Nos deslocamentos propostos nas obras – e na presença do próprio corpo da artista – encontramos um fino diálogo com questões propostas por Donna Haraway, filósofa e zoóloga pesquisadora das novas faces das tecnologias do corpo que provocam profundos impactos como, por exemplo, a cisão tradicional entre corpo e mente. Juliana tateia também o organismo híbrido humano e máquina, confundindo as fronteiras entre o orgânico e o inorgânico, situando o corpo em uma vertiginosa experiência que abarca o pós-gênero e as formas heteróclitas e diversas do corpo no contemporâneo.

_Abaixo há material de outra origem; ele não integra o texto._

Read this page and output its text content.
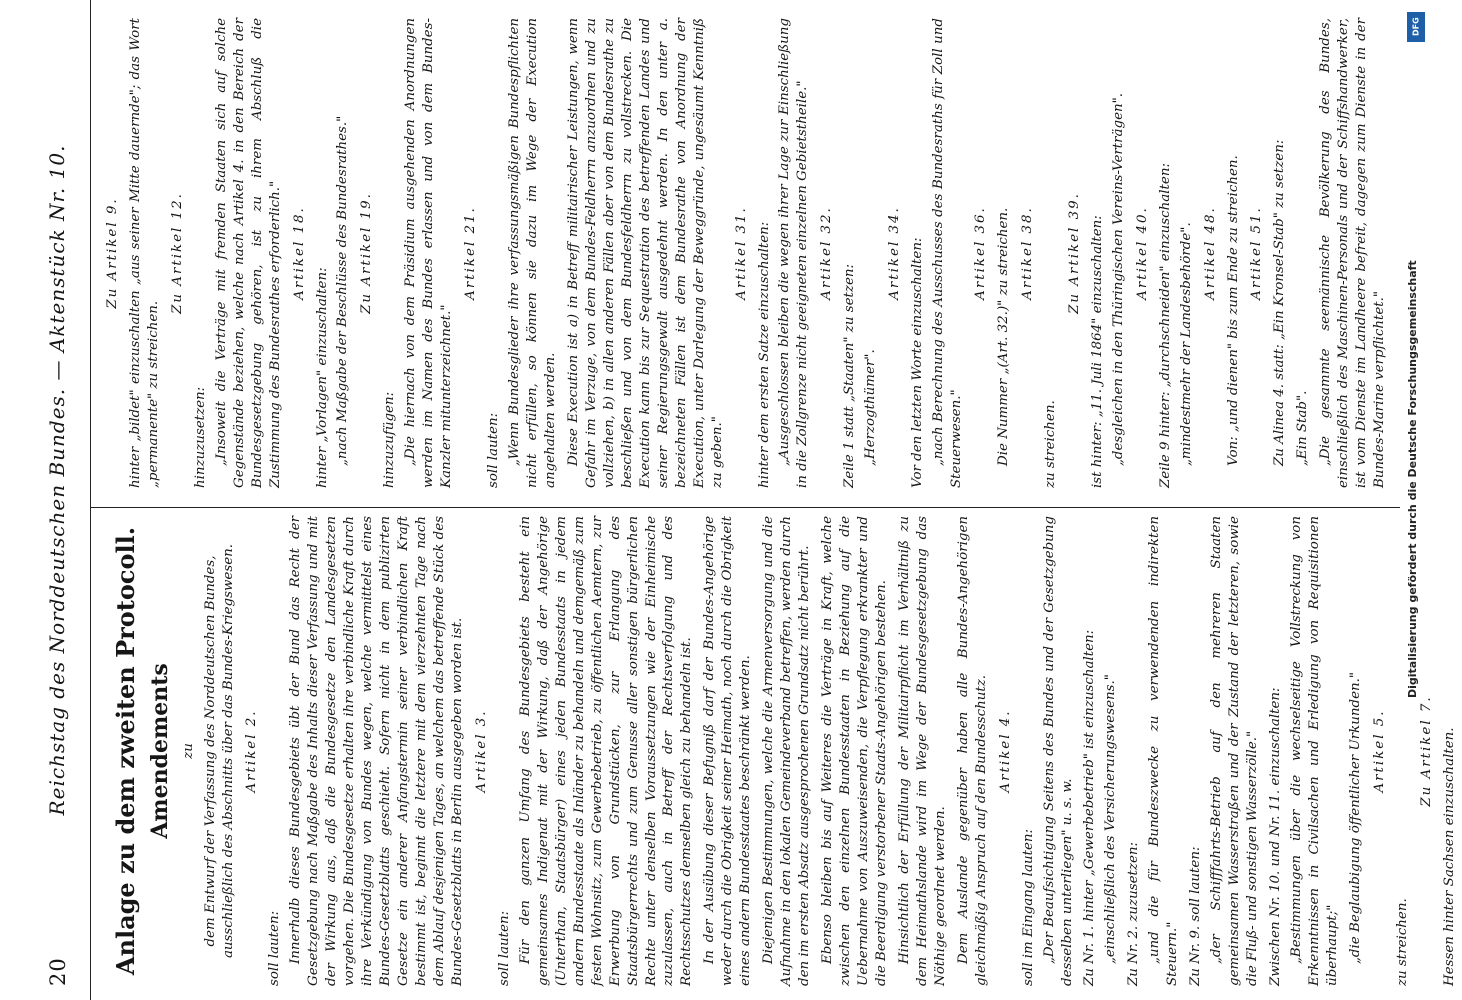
20
Reichstag des Norddeutschen Bundes. — Aktenstück Nr. 10. Anlage zu dem zweiten Protocoll. Amendements zu dem Entwurf der Verfassung des Norddeutschen Bundes, ausschließlich des Abschnitts über das Bundes-Kriegswesen. Artikel 2.
soll lauten: Innerhalb dieses Bundesgebiets übt der Bund das Recht der Gesetzgebung nach Maßgabe des Inhalts dieser Verfassung und mit der Wirkung aus, daß die Bundesgesetze den Landesgesetzen vorgehen. Die Bundesgesetze erhalten ihre verbindliche Kraft durch ihre Verkündigung von Bundes wegen, welche vermittelst eines Bundes-Gesetzblatts geschieht. Sofern nicht in dem publizirten Gesetze ein anderer Anfangstermin seiner verbindlichen Kraft bestimmt ist, beginnt die letztere mit dem vierzehnten Tage nach dem Ablauf desjenigen Tages, an welchem das betreffende Stück des Bundes-Gesetzblatts in Berlin ausgegeben worden ist. Artikel 3.
soll lauten: Für den ganzen Umfang des Bundesgebiets besteht ein gemeinsames Indigenat mit der Wirkung, daß der Angehörige (Unterthan, Staatsbürger) eines jeden Bundesstaats in jedem andern Bundesstaate als Inländer zu behandeln und demgemäß zum festen Wohnsitz, zum Gewerbebetrieb, zu öffentlichen Aemtern, zur Erwerbung von Grundstücken, zur Erlangung des Staatsbürgerrechts und zum Genusse aller sonstigen bürgerlichen Rechte unter denselben Voraussetzungen wie der Einheimische zuzulassen, auch in Betreff der Rechtsverfolgung und des Rechtsschutzes demselben gleich zu behandeln ist. In der Ausübung dieser Befugniß darf der Bundes-Angehörige weder durch die Obrigkeit seiner Heimath, noch durch die Obrigkeit eines andern Bundesstaates beschränkt werden. Diejenigen Bestimmungen, welche die Armenversorgung und die Aufnahme in den lokalen Gemeindeverband betreffen, werden durch den im ersten Absatz ausgesprochenen Grundsatz nicht berührt. Ebenso bleiben bis auf Weiteres die Verträge in Kraft, welche zwischen den einzelnen Bundesstaaten in Beziehung auf die Uebernahme von Auszuweisenden, die Verpflegung erkrankter und die Beerdigung verstorbener Staats-Angehörigen bestehen. Hinsichtlich der Erfüllung der Militairpflicht im Verhältniß zu dem Heimathslande wird im Wege der Bundesgesetzgebung das Nöthige geordnet werden. Dem Auslande gegenüber haben alle Bundes-Angehörigen gleichmäßig Anspruch auf den Bundesschutz. Artikel 4.
soll im Eingang lauten: „Der Beaufsichtigung Seitens des Bundes und der Gesetzgebung desselben unterliegen" u. s. w. Zu Nr. 1. hinter „Gewerbebetrieb" ist einzuschalten: „einschließlich des Versicherungswesens." Zu Nr. 2. zuzusetzen: „und die für Bundeszwecke zu verwendenden indirekten Steuern." Zu Nr. 9. soll lauten: „der Schifffahrts-Betrieb auf den mehreren Staaten gemeinsamen Wasserstraßen und der Zustand der letzteren, sowie die Fluß- und sonstigen Wasserzölle." Zwischen Nr. 10. und Nr. 11. einzuschalten: „Bestimmungen über die wechselseitige Vollstreckung von Erkenntnissen in Civilsachen und Erledigung von Requisitionen überhaupt;" „die Beglaubigung öffentlicher Urkunden." Artikel 5.
zu streichen.
Zu Artikel 7. Hessen hinter Sachsen einzuschalten.
Zu Artikel 9. hinter „bildet" einzuschalten „aus seiner Mitte dauernde"; das Wort „permanente" zu streichen.

Zu Artikel 12.
hinzuzusetzen: „Insoweit die Verträge mit fremden Staaten sich auf solche Gegenstände beziehen, welche nach Artikel 4. in den Bereich der Bundesgesetzgebung gehören, ist zu ihrem Abschluß die Zustimmung des Bundesrathes erforderlich." Artikel 18.
hinter „Vorlagen" einzuschalten: „nach Maßgabe der Beschlüsse des Bundesrathes." Zu Artikel 19.
hinzuzufügen: „Die hiernach von dem Präsidium ausgehenden Anordnungen werden im Namen des Bundes erlassen und von dem Bundes-Kanzler mitunterzeichnet."

Artikel 21.
soll lauten: „Wenn Bundesglieder ihre verfassungsmäßigen Bundespflichten nicht erfüllen, so können sie dazu im Wege der Execution angehalten werden. Diese Execution ist a) in Betreff militairischer Leistungen, wenn Gefahr im Verzuge, von dem Bundes-Feldherrn anzuordnen und zu vollziehen, b) in allen anderen Fällen aber von dem Bundesrathe zu beschließen und von dem Bundesfeldherrn zu vollstrecken. Die Execution kann bis zur Sequestration des betreffenden Landes und seiner Regierungsgewalt ausgedehnt werden. In den unter a. bezeichneten Fällen ist dem Bundesrathe von Anordnung der Execution, unter Darlegung der Beweggründe, ungesäumt Kenntniß zu geben."

Artikel 31. hinter dem ersten Satze einzuschalten: „Ausgeschlossen bleiben die wegen ihrer Lage zur Einschließung in die Zollgrenze nicht geeigneten einzelnen Gebietstheile." Artikel 32.
Zeile 1 statt „Staaten" zu setzen: „Herzogthümer".

Artikel 34. Vor den letzten Worte einzuschalten: „nach Berechnung des Ausschusses des Bundesraths für Zoll und Steuerwesen."

Artikel 36. Die Nummer „(Art. 32.)" zu streichen. Artikel 38.
zu streichen.
Zu Artikel 39. ist hinter: „11. Juli 1864" einzuschalten: „desgleichen in den Thüringischen Vereins-Verträgen". Artikel 40. Zeile 9 hinter: „durchschneiden" einzuschalten: „mindestmehr der Landesbehörde". Artikel 48. Von: „und dienen" bis zum Ende zu streichen. Artikel 51. Zu Alinea 4. statt: „Ein Kronsel-Stab" zu setzen: „Ein Stab". „Die gesammte seemännische Bevölkerung des Bundes, einschließlich des Maschinen-Personals und der Schiffshandwerker, ist vom Dienste im Landheere befreit, dagegen zum Dienste in der Bundes-Marine verpflichtet."

DFG
Digitalisierung gefördert durch die Deutsche Forschungsgemeinschaft
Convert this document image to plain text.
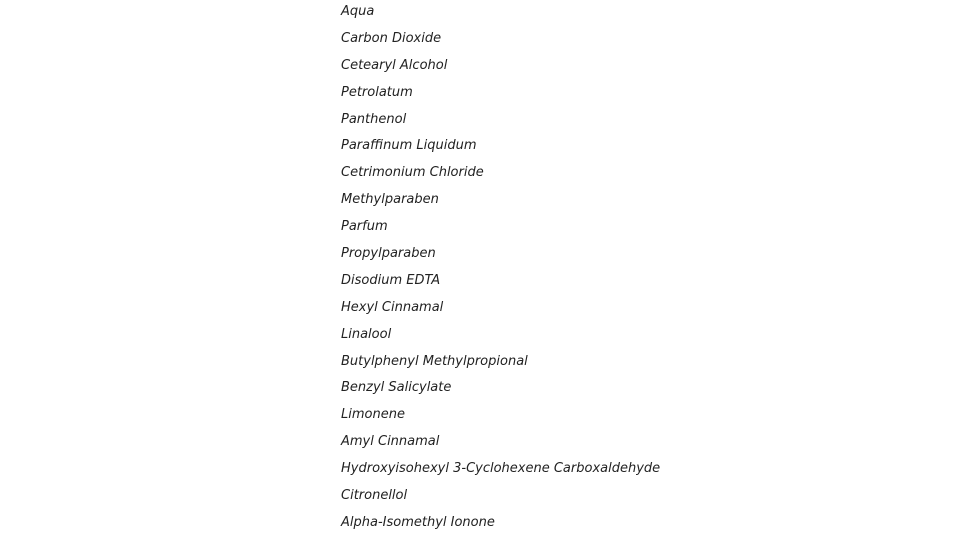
Aqua
Carbon Dioxide
Cetearyl Alcohol
Petrolatum
Panthenol
Paraffinum Liquidum
Cetrimonium Chloride
Methylparaben
Parfum
Propylparaben
Disodium EDTA
Hexyl Cinnamal
Linalool
Butylphenyl Methylpropional
Benzyl Salicylate
Limonene
Amyl Cinnamal
Hydroxyisohexyl 3-Cyclohexene Carboxaldehyde
Citronellol
Alpha-Isomethyl Ionone
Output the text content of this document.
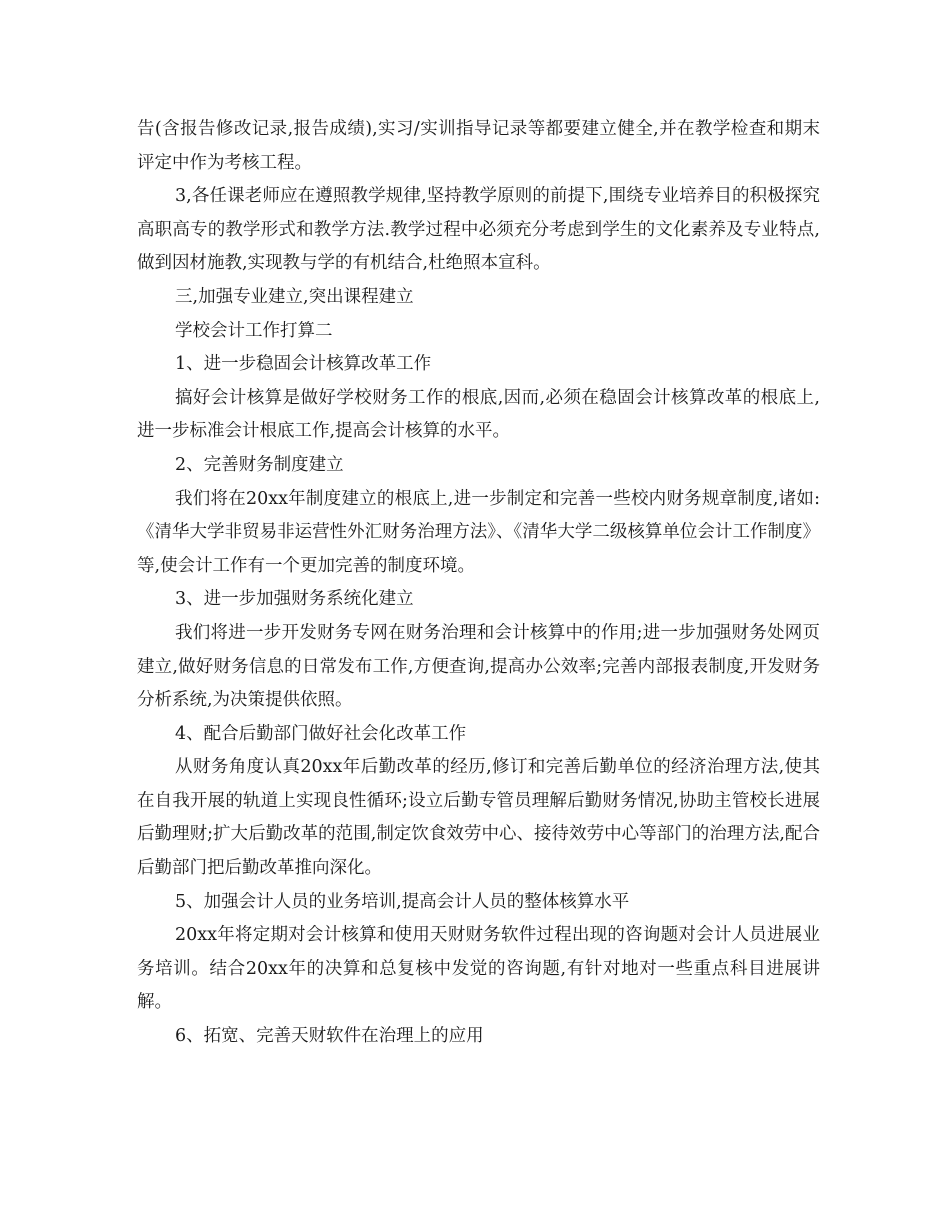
告(含报告修改记录,报告成绩),实习/实训指导记录等都要建立健全,并在教学检查和期末评定中作为考核工程。

3,各任课老师应在遵照教学规律,坚持教学原则的前提下,围绕专业培养目的积极探究高职高专的教学形式和教学方法.教学过程中必须充分考虑到学生的文化素养及专业特点,做到因材施教,实现教与学的有机结合,杜绝照本宣科。

三,加强专业建立,突出课程建立

学校会计工作打算二

1、进一步稳固会计核算改革工作

搞好会计核算是做好学校财务工作的根底,因而,必须在稳固会计核算改革的根底上,进一步标准会计根底工作,提高会计核算的水平。

2、完善财务制度建立

我们将在20xx年制度建立的根底上,进一步制定和完善一些校内财务规章制度,诸如:《清华大学非贸易非运营性外汇财务治理方法》、《清华大学二级核算单位会计工作制度》等,使会计工作有一个更加完善的制度环境。

3、进一步加强财务系统化建立

我们将进一步开发财务专网在财务治理和会计核算中的作用;进一步加强财务处网页建立,做好财务信息的日常发布工作,方便查询,提高办公效率;完善内部报表制度,开发财务分析系统,为决策提供依照。

4、配合后勤部门做好社会化改革工作

从财务角度认真20xx年后勤改革的经历,修订和完善后勤单位的经济治理方法,使其在自我开展的轨道上实现良性循环;设立后勤专管员理解后勤财务情况,协助主管校长进展后勤理财;扩大后勤改革的范围,制定饮食效劳中心、接待效劳中心等部门的治理方法,配合后勤部门把后勤改革推向深化。

5、加强会计人员的业务培训,提高会计人员的整体核算水平

20xx年将定期对会计核算和使用天财财务软件过程出现的咨询题对会计人员进展业务培训。结合20xx年的决算和总复核中发觉的咨询题,有针对地对一些重点科目进展讲解。

6、拓宽、完善天财软件在治理上的应用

Suas esculturas são também exercícios filosóficos, em que o tremor e a abissalidade do corpo revelam que “o eu é um outro”. Para Jean-Luc Nancy – que, após receber um transplante de coração se abisma diante do fato de ter, em seu corpo, uma parte de outro corpo – o corpo é um intruso. A instabilidade sustentada no gesto artístico de Juliana Cerqueira Leite revela um corpo feito de lacunas e fissuras, a partir do qual o vazio se deslinda e o mundo se reinventa. À maneira como o inconsciente freudiano subverte o sujeito, ao forjar “um outro modo de imaginarização” que embaralha dentro e fora, ausência e presença, ocorre um verdadeiro rompimento com o esquema perspectivo. Em Caminhando, obra de 1963, Lygia Clark também utiliza de forma própria esse objeto topológico, colocando em questão de forma radical a vertigem que libera o espaço de suas rígidas coordenadas.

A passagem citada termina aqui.